Closed mtustin-handy closed 9 years ago
Hello,
I have a similar experience after upgrading to 1.5.2. I downgraded back to 1.5.1 for the moment to fix the issue. My guess would be it is somehow related to one of the following changes:
@pascalknapen That's awesome. I didn't realise either of those changes happened. Do you have any plans to try out reverting either of those changes?
mysqlclient
is a fork of mysql-python
so I would not necessarily expect a huge regression there.
Quick question, are you running a single webserver? (We run several of them behind a load balancer which means that regressions for a single server may be harder for us to detect, and 4 workers (= processes) as per the default configuration).
Note that the debug server runs on a single thread, and so might be slower as well. Usually one recommends 2N+1 gunicorn workers for N vCPUs. I have a PR out that exposes the ability to use multithreaded workers. Maybe playing with those options might help?
@artwr I just run the server with airflow webserver
. This preforks 4 workers and one master process. We do use a single server on a single host. It's very slow even with only one person accessing it. It's much faster when accessed directly over an SSH tunnel than when accessed over an AWS load balancer.
@mtustin-handy May I ask why you would use a load balancer if it runs on a single node? It seems that this setup would just increase latency, significantly so if the load balancer ends up being in a different availability zone? If you have chrome, can you take a look at the developer tools on the Network tab when you load the server URL, and post a screenshot of what you see there?
@artwr Like Amazon itself, we use loadbalancers to make webservers available across network security/availability zones.
@mtustin-handy @artwr This seems indeed to be related to the interplay between gunicorn and ELB. This article explains it a bit: https://forums.aws.amazon.com/thread.jspa?messageID=419138. As the reply suggests, using async workers might fix the problem. I'll try to find out tomorrow.
Another short term solution might be to bump the number of workers erronously named threads
in our current config.
Made the changes to support both sync and async workers in gunicorn. Just finished testing it and working great now behind ELB. Will send a pull request later today.
On Tue, Nov 10, 2015 at 10:51 PM, Arthur Wiedmer notifications@github.com wrote:
Another short term solution might be to bump the number of workers erronously named threads in our current config.
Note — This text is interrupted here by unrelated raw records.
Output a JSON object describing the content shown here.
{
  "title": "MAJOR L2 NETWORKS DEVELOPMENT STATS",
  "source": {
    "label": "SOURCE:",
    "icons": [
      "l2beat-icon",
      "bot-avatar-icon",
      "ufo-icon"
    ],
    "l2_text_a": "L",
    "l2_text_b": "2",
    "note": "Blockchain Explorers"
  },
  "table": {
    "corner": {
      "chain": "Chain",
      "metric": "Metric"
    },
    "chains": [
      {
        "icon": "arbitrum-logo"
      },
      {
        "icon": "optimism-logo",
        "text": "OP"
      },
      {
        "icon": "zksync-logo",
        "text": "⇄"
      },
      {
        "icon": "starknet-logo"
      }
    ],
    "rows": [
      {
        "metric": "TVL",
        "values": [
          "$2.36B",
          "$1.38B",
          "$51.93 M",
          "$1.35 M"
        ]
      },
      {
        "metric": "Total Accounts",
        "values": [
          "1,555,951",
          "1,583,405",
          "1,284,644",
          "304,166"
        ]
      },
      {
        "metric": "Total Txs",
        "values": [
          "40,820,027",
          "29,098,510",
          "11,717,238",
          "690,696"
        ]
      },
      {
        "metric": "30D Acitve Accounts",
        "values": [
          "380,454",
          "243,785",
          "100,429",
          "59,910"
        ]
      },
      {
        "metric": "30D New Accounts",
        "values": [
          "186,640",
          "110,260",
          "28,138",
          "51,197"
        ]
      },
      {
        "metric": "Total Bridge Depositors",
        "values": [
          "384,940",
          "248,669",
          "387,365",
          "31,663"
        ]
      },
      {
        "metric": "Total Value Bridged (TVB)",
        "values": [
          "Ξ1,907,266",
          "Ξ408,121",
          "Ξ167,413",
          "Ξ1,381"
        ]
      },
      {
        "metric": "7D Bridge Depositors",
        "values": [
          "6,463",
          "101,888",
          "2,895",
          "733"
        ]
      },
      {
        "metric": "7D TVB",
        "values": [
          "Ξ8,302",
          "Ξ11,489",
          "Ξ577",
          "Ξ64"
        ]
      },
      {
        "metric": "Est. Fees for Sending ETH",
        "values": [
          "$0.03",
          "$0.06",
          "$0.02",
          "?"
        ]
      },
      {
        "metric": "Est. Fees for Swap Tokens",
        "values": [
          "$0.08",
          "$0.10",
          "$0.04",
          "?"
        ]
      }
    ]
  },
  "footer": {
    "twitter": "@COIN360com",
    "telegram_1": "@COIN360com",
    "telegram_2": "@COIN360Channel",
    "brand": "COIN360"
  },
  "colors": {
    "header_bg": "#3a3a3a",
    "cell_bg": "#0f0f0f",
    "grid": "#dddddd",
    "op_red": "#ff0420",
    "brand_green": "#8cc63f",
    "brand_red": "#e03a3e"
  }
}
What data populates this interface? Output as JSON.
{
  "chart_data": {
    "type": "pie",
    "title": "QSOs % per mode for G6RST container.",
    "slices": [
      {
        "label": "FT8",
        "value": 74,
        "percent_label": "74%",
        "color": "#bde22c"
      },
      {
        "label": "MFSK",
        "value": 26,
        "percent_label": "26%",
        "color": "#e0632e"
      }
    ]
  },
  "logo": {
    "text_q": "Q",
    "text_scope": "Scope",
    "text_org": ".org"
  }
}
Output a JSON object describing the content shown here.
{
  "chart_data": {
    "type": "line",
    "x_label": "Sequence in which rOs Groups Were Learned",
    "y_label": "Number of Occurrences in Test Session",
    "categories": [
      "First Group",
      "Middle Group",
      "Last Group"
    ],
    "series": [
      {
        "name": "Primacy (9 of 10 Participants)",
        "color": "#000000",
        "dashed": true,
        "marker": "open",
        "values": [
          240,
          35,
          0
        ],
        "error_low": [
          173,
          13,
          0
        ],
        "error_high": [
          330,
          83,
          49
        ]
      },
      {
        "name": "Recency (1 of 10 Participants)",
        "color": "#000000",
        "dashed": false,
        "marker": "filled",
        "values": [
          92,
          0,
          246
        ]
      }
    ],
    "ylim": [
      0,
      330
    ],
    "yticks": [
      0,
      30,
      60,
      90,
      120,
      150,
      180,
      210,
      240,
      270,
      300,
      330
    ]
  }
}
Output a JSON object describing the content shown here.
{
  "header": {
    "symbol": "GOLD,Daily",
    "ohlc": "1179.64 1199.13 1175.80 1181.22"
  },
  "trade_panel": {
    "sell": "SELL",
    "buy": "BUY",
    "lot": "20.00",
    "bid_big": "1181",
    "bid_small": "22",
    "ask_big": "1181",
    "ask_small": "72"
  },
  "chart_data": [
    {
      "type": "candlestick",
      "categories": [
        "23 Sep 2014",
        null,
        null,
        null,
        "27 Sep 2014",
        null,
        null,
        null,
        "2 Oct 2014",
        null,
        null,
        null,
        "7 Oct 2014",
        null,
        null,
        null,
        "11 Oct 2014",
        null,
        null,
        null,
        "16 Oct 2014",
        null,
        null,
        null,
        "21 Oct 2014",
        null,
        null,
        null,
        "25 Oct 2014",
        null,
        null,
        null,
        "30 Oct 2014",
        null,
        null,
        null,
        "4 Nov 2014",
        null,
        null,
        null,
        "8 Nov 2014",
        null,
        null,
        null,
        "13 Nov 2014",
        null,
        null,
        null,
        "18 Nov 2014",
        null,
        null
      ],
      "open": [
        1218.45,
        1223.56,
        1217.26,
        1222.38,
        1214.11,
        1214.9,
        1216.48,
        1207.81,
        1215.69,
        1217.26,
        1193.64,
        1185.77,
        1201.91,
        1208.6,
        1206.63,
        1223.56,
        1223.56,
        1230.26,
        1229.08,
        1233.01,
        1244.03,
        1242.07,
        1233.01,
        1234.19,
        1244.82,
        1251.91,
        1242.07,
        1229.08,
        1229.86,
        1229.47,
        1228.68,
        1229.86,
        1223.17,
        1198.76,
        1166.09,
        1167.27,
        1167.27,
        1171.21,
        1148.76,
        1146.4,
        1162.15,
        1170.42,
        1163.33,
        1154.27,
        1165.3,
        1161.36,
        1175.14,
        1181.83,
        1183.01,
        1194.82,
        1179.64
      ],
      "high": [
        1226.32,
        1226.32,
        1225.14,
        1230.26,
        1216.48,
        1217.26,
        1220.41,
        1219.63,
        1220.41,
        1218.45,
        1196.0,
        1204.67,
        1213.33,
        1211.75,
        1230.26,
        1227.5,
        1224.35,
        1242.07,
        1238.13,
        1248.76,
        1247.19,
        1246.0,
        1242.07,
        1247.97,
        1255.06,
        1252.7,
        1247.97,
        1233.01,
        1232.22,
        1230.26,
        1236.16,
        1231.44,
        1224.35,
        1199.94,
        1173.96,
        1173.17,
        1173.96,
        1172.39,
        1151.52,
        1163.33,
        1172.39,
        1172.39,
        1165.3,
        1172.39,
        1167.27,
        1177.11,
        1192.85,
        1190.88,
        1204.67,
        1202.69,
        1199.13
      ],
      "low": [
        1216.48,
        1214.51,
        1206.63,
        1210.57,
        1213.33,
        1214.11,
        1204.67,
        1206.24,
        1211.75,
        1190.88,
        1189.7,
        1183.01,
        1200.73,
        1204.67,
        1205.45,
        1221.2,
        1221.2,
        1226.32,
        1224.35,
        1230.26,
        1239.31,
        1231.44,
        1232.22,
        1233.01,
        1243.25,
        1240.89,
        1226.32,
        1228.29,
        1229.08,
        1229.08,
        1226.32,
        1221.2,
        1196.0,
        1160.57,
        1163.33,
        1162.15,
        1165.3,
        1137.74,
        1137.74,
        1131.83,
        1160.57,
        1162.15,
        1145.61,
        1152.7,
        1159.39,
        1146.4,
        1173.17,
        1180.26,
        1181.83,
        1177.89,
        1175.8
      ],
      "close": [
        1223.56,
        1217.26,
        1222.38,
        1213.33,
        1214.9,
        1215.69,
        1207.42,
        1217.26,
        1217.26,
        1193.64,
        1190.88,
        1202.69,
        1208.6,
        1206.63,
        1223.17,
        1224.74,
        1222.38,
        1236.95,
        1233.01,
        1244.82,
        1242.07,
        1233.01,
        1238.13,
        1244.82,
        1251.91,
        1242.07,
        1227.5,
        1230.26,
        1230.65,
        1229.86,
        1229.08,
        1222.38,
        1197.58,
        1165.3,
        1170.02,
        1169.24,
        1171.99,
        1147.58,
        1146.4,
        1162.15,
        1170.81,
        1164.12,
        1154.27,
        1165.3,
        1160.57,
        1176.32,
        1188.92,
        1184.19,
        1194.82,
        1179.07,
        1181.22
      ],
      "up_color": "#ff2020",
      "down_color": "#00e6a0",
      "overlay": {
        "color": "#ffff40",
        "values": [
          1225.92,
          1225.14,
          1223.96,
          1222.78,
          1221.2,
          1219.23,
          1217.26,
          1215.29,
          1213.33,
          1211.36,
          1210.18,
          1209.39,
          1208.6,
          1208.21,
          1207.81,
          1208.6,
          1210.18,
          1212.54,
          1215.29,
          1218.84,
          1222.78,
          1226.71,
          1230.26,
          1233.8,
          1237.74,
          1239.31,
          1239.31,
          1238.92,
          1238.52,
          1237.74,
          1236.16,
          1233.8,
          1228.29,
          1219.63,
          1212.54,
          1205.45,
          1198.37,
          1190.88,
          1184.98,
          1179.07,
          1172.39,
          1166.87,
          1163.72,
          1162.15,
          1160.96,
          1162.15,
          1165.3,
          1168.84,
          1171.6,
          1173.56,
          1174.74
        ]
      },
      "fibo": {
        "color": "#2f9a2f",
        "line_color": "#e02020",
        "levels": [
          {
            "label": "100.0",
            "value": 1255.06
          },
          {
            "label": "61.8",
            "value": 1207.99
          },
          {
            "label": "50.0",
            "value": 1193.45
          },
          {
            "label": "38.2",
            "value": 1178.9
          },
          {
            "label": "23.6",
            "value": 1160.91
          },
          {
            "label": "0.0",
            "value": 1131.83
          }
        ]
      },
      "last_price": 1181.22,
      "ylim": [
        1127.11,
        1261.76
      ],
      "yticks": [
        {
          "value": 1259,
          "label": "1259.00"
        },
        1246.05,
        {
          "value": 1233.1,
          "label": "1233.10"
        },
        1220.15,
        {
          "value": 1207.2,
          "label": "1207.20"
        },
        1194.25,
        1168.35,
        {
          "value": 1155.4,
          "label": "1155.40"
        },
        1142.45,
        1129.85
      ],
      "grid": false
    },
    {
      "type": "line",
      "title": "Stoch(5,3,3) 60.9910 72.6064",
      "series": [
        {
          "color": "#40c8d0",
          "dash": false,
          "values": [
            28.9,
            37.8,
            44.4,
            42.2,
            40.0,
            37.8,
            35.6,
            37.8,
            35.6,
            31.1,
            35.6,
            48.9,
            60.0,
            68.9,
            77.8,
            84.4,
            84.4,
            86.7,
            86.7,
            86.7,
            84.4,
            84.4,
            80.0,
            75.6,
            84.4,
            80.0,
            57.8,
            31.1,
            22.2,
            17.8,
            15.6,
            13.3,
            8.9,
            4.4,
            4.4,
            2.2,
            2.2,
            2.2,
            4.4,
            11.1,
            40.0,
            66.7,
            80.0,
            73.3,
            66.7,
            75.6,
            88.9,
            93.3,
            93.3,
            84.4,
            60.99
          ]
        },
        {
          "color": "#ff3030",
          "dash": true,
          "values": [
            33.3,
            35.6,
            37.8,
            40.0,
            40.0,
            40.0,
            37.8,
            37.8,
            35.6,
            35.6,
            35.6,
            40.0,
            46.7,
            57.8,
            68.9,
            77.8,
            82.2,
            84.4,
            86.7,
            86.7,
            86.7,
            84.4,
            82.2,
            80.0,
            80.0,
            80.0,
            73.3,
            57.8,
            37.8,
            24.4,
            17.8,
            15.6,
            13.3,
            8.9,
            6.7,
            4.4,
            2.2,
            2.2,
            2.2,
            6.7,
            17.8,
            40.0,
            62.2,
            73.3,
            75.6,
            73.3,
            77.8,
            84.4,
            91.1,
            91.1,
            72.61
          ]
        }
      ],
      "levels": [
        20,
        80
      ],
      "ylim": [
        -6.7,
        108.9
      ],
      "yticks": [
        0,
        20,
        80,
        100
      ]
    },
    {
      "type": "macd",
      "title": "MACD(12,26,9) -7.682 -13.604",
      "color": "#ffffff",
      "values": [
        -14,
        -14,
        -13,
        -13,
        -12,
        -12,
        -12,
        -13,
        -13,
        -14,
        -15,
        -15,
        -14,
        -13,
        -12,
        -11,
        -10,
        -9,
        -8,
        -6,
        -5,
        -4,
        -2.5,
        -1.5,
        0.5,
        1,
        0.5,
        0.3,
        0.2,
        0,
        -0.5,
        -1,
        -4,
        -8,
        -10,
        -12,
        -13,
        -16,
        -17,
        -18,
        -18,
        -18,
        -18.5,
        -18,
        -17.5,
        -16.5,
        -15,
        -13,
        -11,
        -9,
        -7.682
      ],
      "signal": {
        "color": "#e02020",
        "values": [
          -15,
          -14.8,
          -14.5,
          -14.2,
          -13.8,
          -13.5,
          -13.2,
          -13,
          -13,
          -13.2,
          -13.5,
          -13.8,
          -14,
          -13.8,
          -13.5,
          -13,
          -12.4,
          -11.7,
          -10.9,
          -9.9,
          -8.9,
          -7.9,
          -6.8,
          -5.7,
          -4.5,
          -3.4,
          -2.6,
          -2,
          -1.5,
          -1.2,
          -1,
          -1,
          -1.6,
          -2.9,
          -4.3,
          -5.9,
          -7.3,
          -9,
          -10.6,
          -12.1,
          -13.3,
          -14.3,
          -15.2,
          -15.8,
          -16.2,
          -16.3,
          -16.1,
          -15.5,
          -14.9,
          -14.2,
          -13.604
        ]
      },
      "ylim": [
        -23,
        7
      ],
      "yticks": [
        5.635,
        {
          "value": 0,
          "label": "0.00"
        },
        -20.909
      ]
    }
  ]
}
— Reply to this email directly or view it on GitHub https://github.com/airbnb/airflow/issues/531#issuecomment-155578019.
That is so awesome. I've been testing out the new scheduling stuff that @mistercrunch merged yesterday.
In the news https://www.handy.com/press: The Hottest Startups of 2014 (Forbes http://www.forbes.com/sites/briansolomon/2014/12/17/the-hottest-startups-of-2014/ ) Handy Hits $1 Million A Week In Bookings (TechCrunch http://techcrunch.com/2014/10/14/handy-hits-1-million-a-week-in-bookings-as-cleaning-economy-consolidates/ ) Handy Raises $50 Million in Series C (Handy Blog http://blog.handy.com/50m/) http://blog.handy.com/50m/
@pascalknapen : Does your PR look anything like https://github.com/airbnb/airflow/pull/610 ?
Closed by #618. Feel free to reopen if needed.
This is probably something weird with my environment setup, but I'm opening this in case anyone has any ideas as to what might cause this.
Recently (like, since yesterday afternoon) the airflow webserver has been very, very slow. This persists no matter how many times I restart. It's particularly slow when visited via an AWS load balancer, moderately slow over an SSH port forward, and also very slow via local curl.
System is not under particularly high load, is able to contact the database server, the database server is responding promptly.
Running on redhat 7.
I'd add more details if I knew what was germane.